THE BLOODY CONCLUSION

On the commentary track found on the Scream Factory blu-ray release of Child’s Play, screenwriter Don Mancini noted of the importance of the scene where Karen discovers the truth about Chucky, “in fact, my original title [for the film] was ‘Batteries Not Included.”

I may never fully recover from the night I saw Chucky come alive on “the news”. A part of me will always fear dolls that are advertised as being able to really talk. But I’d be lying if I didn’t say I was grateful for that fateful, sleepless night (even if my Aunt and Uncle might’ve felt differently).

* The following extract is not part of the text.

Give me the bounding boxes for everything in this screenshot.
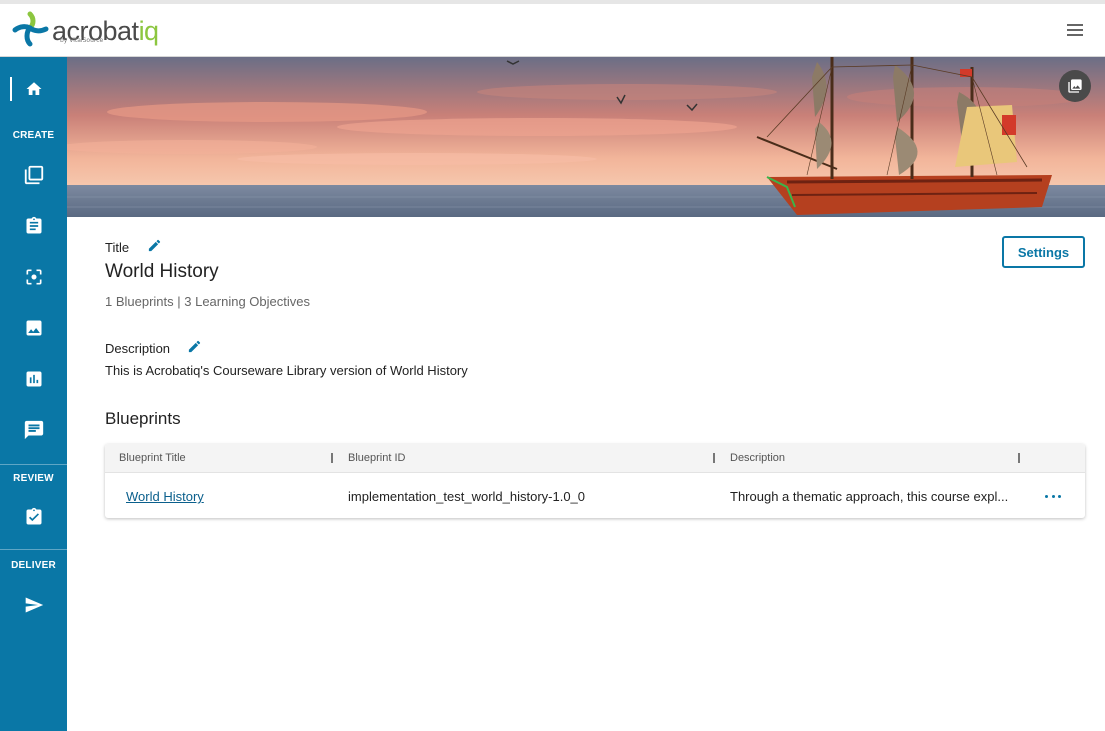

Child’s Play is a film which expertly explores the familial despair shared between a mother and a son torn apart, utilizing the over-the-top, supernaturally driven conceit of a doll come to life, imbued with evil. Still, no scene better represents the film’s ability to be psychologically distressing, carefully blocked and bombastically horrifying than that where it’s discovered the batteries were, in fact, included… just not in use.

Bringing the scene to life from the page was a complicated process. While the words certainly painted a picture of the pacing and tone the scene required to be successful, the filmmakers further allowed the sequence to evolve as it transitioned to the screen, streamlining events, dialogue and characterizations for maximum effect. But all of that would’ve meant nothing, had the doll not effectively come alive for the viewer.

In the feature “Chucky: Building a Nightmare” found on the previously mentioned blu-ray disc, special effects and ‘Chucky’ designer Kevin Yagher said there were, “three people that just work Chucky’s face” and that there was “one for the eyes, one for the brows and cheeks and one for the mouth”. He spoke about the various heads, arms and dummies that had to be created and kept on hand at all times so that different extremities could be changed out at a moment’s notice.

But it wasn’t just the animatronics— which according to Kevin Yagher were in their “infancy”— that required so much time, attention and manpower. Even simple things like making a doll roll away on its own required impressive ingenuity. Of the scene where Karen drops the doll and it rolls under the couch, Kevin Yagher recalled:

“We tilted the set to get him to roll… [we] built a portion of the living room floor and tilted it 45 degrees… to get it to bounce and then roll underneath.”

How the story is interpreted from the script is impacted by every single person who has a hand in creating the visuals which appear on the screen. Whether it be Tom Holland in the writer/director’s chair, Don Mancini writing his original script or Catherine Hicks (actress who portrayed Karen Barclay) who recalled on her commentary track that she pretended Chucky was a snake to achieve the proper amount of fear and loathing, all made decisions which led to the final sequence working in the way that it did. Kevin Yagher and the effects team’s efforts may be relatively invisible in the narrative, but it’s the nature of that invisibility that makes the final product so palpable, lasting and, ultimately, so utterly terrifying.

Horror is a powerful medium. I found that out young. For a long time I tried to ignore it. Like Karen Barclay, the prospect of something I didn’t understand shook me to the core, while at the same time drew me ever nearer to it. I still feel a chill when I catch a news report late at night, wondering if it’ll flash to some inexplicable event, something that shouldn’t be happening, that can’t be… and if I’ll be brave enough to keep watching this time.

I suppose my nightly routine of staying up late and putting on a horror movie is in some ways an eternal recreation of that night. A shared sense of desire and reluctance to experience that ultimate lack of control once more, the essence of fear.

Or, to put it another way, in the words of Tom Holland while describing the scene in question on his commentary track, “Great fun, great fun!”

Still… great fun?? When I think about my younger self, up late at night when I wasn’t supposed to be, sneaking TV and excitedly waiting to see how much longer I could get away with it, well… I guess Mr. Holland’s got a point.

Great fear, great fun… when it comes to great horror, it all amounts to the same in the end.